The purpose of the visit was, as Patel himself explains, “a technical assessment of the potential use of SRT in space telecommunications, particularly in receiving (what is called downlink) information from interplanetary probes, especially in view of future space missions planned for Mars starting in 2020.”
SRT could thus become part of the DSN (Deep Space Network), also due to the simplicity of such an operation: “Building a new antenna is one thing,” says Patel, “having one already ready, available with few modifications, and of large size like SRT is another.”

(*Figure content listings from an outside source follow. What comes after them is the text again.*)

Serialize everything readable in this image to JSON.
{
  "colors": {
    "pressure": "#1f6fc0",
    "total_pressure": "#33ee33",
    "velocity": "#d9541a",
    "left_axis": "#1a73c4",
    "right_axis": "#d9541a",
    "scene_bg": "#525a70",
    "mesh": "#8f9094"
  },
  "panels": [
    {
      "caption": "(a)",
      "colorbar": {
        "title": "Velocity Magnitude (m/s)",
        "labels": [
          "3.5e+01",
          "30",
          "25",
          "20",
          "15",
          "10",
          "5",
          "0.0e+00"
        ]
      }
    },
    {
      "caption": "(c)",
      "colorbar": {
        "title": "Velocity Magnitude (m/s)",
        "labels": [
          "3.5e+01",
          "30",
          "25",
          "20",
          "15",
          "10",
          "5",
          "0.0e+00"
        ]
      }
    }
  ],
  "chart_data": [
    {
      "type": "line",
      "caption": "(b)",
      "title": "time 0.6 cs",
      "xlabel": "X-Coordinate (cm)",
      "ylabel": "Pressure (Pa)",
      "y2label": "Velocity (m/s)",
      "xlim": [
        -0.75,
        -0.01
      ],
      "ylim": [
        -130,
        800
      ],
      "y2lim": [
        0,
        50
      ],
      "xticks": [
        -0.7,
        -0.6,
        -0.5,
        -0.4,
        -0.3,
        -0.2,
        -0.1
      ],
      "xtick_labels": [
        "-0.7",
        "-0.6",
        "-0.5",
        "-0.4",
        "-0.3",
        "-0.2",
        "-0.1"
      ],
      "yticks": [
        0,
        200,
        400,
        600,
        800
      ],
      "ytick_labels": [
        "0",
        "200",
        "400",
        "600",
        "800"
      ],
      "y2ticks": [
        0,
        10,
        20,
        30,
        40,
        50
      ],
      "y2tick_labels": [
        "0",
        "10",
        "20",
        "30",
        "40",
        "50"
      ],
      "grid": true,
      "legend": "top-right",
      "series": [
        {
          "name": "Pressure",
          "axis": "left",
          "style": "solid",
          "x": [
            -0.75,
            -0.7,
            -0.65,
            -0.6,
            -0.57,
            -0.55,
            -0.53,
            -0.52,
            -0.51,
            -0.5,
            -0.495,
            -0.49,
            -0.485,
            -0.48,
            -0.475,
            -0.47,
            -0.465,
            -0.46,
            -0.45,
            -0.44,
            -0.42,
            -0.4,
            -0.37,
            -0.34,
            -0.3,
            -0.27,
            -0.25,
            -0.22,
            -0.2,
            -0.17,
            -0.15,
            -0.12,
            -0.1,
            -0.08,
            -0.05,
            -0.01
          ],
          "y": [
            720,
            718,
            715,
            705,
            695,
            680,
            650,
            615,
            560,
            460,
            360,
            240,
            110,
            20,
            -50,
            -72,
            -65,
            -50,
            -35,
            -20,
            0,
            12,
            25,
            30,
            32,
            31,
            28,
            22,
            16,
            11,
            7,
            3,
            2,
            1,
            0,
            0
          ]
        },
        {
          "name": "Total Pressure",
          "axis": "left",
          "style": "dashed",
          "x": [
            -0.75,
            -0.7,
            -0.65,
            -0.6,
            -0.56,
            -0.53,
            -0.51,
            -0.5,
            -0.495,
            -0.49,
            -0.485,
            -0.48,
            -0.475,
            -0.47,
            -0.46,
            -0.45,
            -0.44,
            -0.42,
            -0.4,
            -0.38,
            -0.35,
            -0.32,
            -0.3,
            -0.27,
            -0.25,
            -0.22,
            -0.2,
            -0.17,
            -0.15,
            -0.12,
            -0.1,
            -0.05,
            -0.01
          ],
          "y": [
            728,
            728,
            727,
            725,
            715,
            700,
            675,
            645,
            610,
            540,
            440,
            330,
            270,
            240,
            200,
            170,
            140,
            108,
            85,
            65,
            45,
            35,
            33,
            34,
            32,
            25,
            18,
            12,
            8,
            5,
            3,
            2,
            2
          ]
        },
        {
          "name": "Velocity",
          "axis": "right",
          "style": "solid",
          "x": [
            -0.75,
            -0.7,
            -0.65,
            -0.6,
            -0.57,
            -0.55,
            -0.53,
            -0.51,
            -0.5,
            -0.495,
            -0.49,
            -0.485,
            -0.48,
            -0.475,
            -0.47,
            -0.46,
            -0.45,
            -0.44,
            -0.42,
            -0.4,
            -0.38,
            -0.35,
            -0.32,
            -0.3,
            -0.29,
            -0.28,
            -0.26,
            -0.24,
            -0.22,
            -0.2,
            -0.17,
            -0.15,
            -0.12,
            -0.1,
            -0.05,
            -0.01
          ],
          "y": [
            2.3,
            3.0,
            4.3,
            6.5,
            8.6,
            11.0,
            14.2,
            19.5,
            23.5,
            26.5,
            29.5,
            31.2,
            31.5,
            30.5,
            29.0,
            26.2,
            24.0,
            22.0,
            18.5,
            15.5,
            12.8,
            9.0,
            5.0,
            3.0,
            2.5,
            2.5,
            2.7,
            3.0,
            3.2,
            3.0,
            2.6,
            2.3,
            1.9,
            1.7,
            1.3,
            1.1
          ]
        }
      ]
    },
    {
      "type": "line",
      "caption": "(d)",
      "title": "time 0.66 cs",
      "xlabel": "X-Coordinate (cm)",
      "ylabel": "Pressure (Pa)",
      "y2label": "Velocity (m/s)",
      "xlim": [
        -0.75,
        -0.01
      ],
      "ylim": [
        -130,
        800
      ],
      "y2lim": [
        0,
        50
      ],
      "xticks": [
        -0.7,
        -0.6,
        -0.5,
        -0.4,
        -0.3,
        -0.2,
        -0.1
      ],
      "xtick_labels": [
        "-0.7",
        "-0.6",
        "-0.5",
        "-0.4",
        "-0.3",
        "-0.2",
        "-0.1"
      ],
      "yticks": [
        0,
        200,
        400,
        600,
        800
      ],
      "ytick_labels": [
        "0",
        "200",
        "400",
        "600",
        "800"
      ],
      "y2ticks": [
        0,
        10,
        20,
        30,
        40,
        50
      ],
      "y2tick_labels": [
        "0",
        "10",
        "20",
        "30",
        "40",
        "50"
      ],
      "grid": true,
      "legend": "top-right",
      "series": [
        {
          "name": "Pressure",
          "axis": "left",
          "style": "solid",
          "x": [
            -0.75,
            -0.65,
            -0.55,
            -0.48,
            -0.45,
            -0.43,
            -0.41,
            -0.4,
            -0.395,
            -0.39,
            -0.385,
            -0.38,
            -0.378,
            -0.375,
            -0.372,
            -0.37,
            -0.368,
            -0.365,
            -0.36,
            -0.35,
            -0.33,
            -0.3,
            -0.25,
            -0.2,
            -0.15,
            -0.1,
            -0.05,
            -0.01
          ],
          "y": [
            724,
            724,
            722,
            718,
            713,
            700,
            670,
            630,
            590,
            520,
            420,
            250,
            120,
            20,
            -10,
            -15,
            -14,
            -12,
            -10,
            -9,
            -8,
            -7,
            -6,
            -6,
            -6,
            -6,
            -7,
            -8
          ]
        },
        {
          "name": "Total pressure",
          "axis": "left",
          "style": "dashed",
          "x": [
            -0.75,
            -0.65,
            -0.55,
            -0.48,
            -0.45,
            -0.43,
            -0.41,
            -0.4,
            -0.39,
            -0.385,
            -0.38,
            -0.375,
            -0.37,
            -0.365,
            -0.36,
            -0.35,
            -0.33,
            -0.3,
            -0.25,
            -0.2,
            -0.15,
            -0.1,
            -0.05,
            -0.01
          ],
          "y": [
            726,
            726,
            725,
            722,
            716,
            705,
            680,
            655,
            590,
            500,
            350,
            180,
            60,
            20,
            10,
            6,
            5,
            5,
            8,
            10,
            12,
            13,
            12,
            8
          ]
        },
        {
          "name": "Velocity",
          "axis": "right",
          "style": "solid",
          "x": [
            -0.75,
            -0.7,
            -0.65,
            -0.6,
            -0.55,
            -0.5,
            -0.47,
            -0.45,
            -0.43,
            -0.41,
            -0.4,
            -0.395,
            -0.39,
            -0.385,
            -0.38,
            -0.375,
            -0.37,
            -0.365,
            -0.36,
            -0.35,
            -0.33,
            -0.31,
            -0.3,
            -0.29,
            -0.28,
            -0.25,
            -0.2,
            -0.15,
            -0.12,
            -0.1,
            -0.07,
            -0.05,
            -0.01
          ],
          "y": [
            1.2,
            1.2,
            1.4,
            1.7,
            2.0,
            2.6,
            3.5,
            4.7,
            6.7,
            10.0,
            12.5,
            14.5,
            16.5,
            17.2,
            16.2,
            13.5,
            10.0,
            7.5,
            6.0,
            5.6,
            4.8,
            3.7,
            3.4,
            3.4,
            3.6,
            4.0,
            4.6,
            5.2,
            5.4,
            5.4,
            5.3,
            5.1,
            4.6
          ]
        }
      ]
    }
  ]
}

The involvement of the American agency in SRT observations could be almost “painless” from a management perspective. If the agreement between the prestigious entities goes through, it is more than likely that JPL will exploit part of the 20% of observational time already guaranteed to ASI by an agreement with INAF. Part of this percentage of antenna usage time could be used by ASI to monitor nearby celestial bodies that are potentially dangerous to Earth, such as asteroids, meteors, comets, and space debris, in a strategic planetary security perspective. Another significant portion of time could instead be used for receiving signals from interplanetary probes. ASI is already the main partner of JPL in the field of solar system exploration with robotic probes, a collaboration that could be strengthened by the inclusion of SRT in the DSN network. A sector in which SRT had already shown its potential in November by intercepting a weak signal from the Rosetta probe.
“The Sardinian antenna,” says Enrico Flamini – can become of fundamental importance, both for its size and for the quality of its reception, in increasing the quantity and quality of data from future space missions. And as the project manager of the Cassini probe, if we could intercept the last part of the Cassini probe’s life, I would be a very happy man “.